In a cell that expresses telomerase, telomeres are lengthened as soon as they shorten; it's as though every time the "telomere clock" inside our cells ticks once, telomerase pushes the hands of the clock back one tick.

Telomerase works by filling the "gap" left by DNA replication. Returning to the analogy of the bricklayer that can't lay the last brick on the brick wall, telomerase would be like an angel that flies in and puts the last brick in place.

Telomere Gene Therapy

Fortunately, the telomerase gene already exists in all our cells.
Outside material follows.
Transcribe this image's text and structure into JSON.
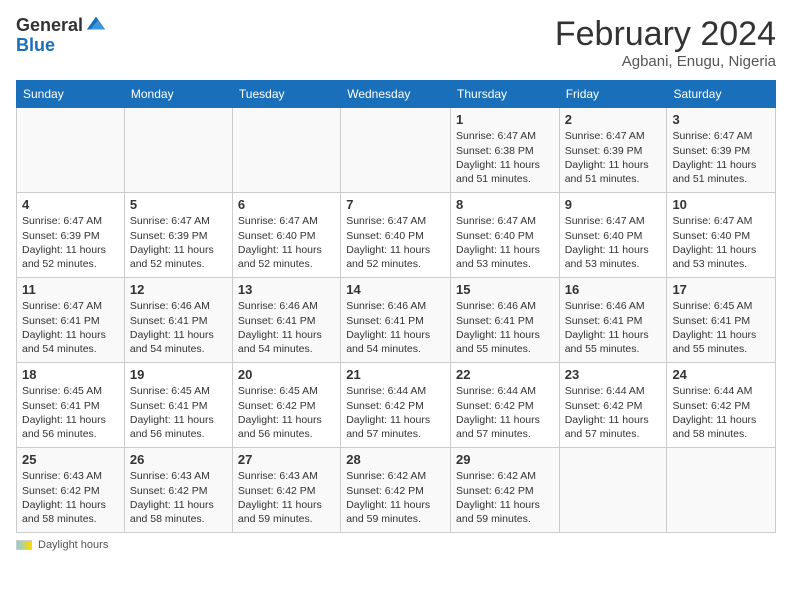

That's because the DNA in every one of our cells is identical: a skin cell, muscle cell, and liver cell all contain exactly the same genetic information. Thus, if the cells that create our sperm and egg cells contain the code for telomerase, every other cell must contain that code as well.

The reason that most of our cells don't express telomerase is that the gene is repressed in them. There are one or more regions of DNA neighboring the telomerase gene that serve as binding sites for a protein, and, if that protein is bound to them, telomerase will not be created by the cell.

However, it is possible to ‘insert’ a new gene into the DNA through use of a viral vector. This new gene keeps the telomerase permanently switched on in the cell, thus enabling the cell to replicate without telomere shortening or (TEDS) or damage to the DNA code. In essence this new gene overrides the message of the old genes and through use of the gene therapy that Telomerize is developing most, ideally all cells will have this new gene inserted into their DNA using a vector as transport.